Masha Gessen, the Russian-American journalist, has consistently challenged the Putin regime's descent in militarism, xenophobia, authoritarianism and strident homophobia.  Although the Russian president currently enjoys enormous popularity at home, his many years in power have helped to undermine Russia's always fragile democratic traditions.  Under Putin, the Russian government has systematically dismantled everything associated with liberal democracy, including fair elections, a free press, an independent judiciary, a healthy separation between church and state, and even a basic respect for human rights. Gessen is one of Russia's bravest souls, writing about a regime that has repeatedly ignored the law to attack or perhaps even kill its political and sometimes even cultural opponents.  Gessen's book doesn't purport to be dispassionate journalism.  Instead, the book is a systematic indictment of Putin's persecution of a group of young punk activists.

Gessen's book is a collective biography of a group of controversial women whose protest in one of Russia's holiest sites brought them both censure and fame.  While Gessen doesn't try to portray any of the young women as unblemished victims, she clearly believes their treatment by authorities and jail time, was unfairly harsh to say the least.  For the most part, Gessen tries to let the women speak for themselves.  This is fortunate for the women, since they all come across as brave, thoughtful, ethical, articulate, and intelligent dissenters.  Clearly, Gessen believes that the women of Pussy Riot belong in the same category as Russia's most celebrated political or religious martyrs, including Dostoevsky, Tolstoy, Brodsky, Akhmatova, Solzhenitsyn, and Sinyavsky.  In fact, members of Pussy Riot have written courtroom speeches and letter that would could stand up against even Dr.

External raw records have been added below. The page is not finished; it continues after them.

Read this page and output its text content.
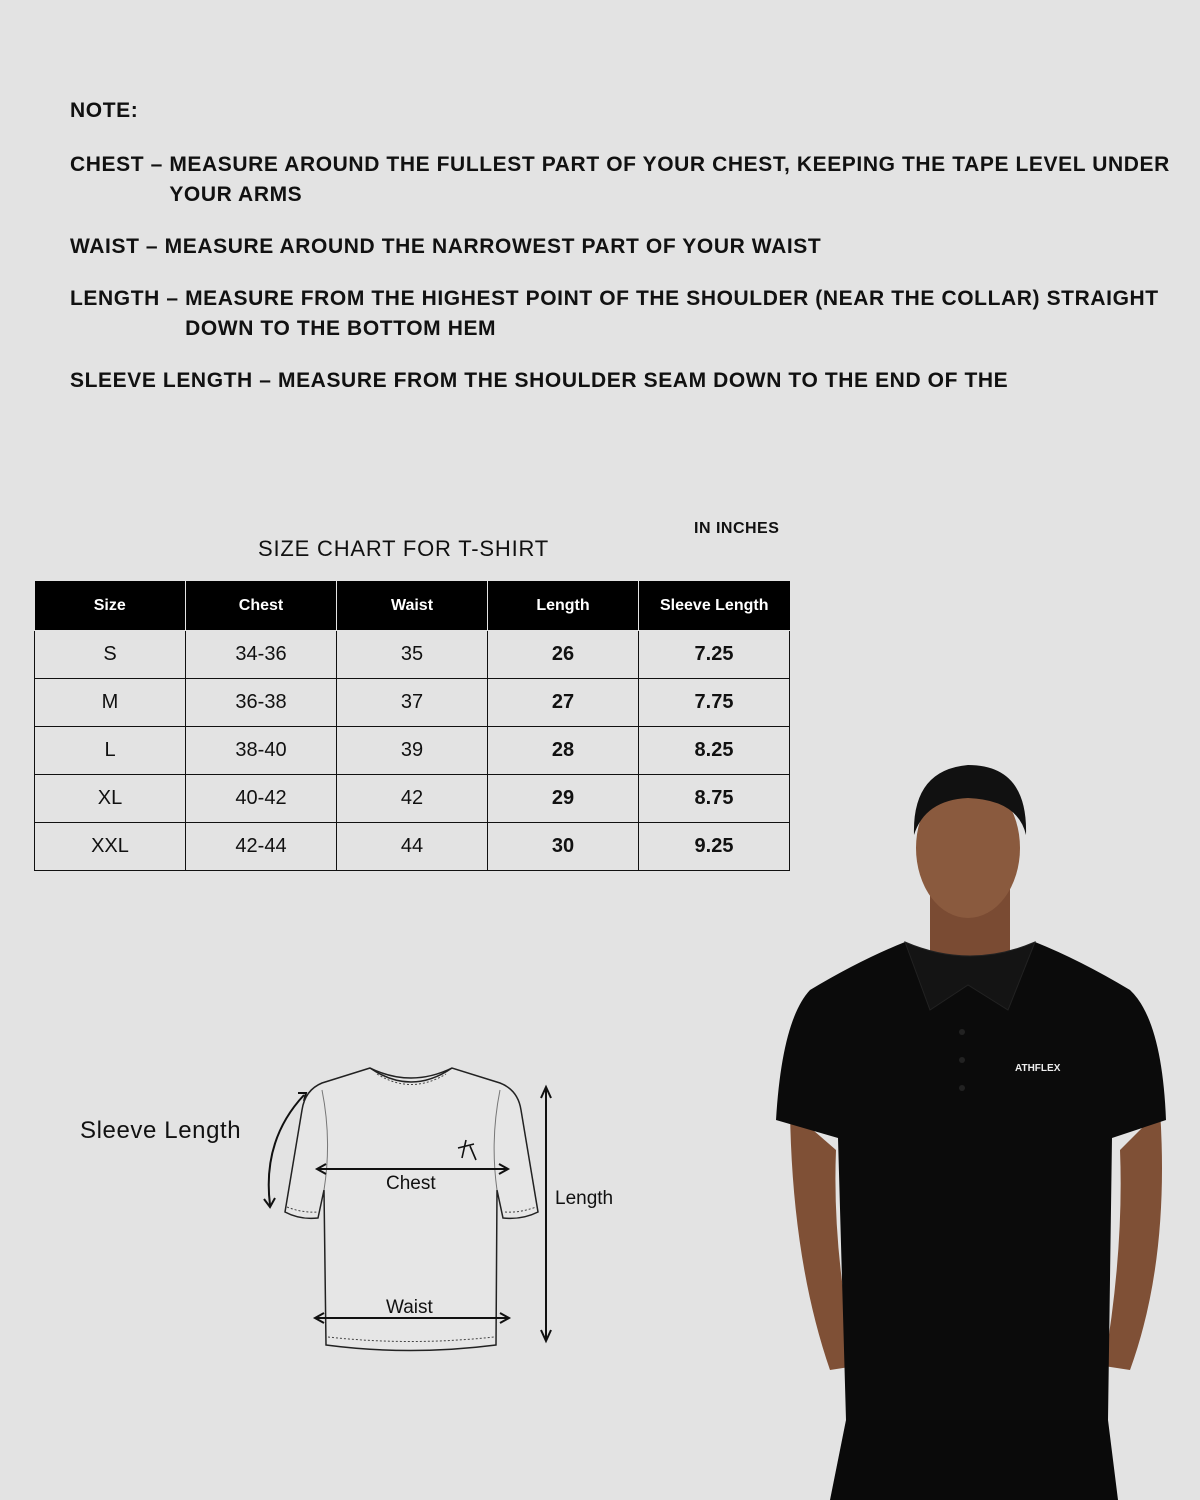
NOTE:
CHEST – MEASURE AROUND THE FULLEST PART OF YOUR CHEST, KEEPING THE TAPE LEVEL UNDER YOUR ARMS
WAIST – MEASURE AROUND THE NARROWEST PART OF YOUR WAIST
LENGTH – MEASURE FROM THE HIGHEST POINT OF THE SHOULDER (NEAR THE COLLAR) STRAIGHT DOWN TO THE BOTTOM HEM
SLEEVE LENGTH – MEASURE FROM THE SHOULDER SEAM DOWN TO THE END OF THE
IN INCHES
SIZE CHART FOR T-SHIRT
Size	Chest	Waist	Length	Sleeve Length
S	34-36	35	26	7.25
M	36-38	37	27	7.75
L	38-40	39	28	8.25
XL	40-42	42	29	8.75
XXL	42-44	44	30	9.25
Sleeve Length
Chest
Waist
Length
ATHFLEX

Martin Luther King, Jr.'s justly famous Letter from a Burmingham Jail.  Indeed, the strength of Pussy Riots' appeals are that they do what both King and Sinyavsky did in their trials, that is, they alluded to a long and cherished tradition of moral and political thinking.  Pussy Riots' protest songs are themselves eloquent artistic expressions of dissent.

Of course, one can't help but sympathize with ordinary Russians, many of whom must have been shocked by Pussy Riots' decision to take over a cathedral in an act of performance art and political protest.  After all, how difficult must it be for average folks to understand a message of liberal democracy laced with feminism and punk aestheticism?  And how much more difficult must it be for average Russians to make sense of this strange performance when it has almost no access to independent news sources?  Ultimately, Pussy Riot members may be lucky to have finally been released from jail at all.  Perhaps only the Olympics saved them. The cards were always stacked against them.  The Russian government was always fully prepared to employ every means to harrass its most independent citizens, including unorthodox police and judicial actions and, ultimately, cruel and unusual jail sentences.

In the end of course the author, who uses Pussy Riots' own words to make her point, makes her case. As one of the women asserts at her trial, the turth is inherently more powerful than the combined forces of Russian authoritarianism.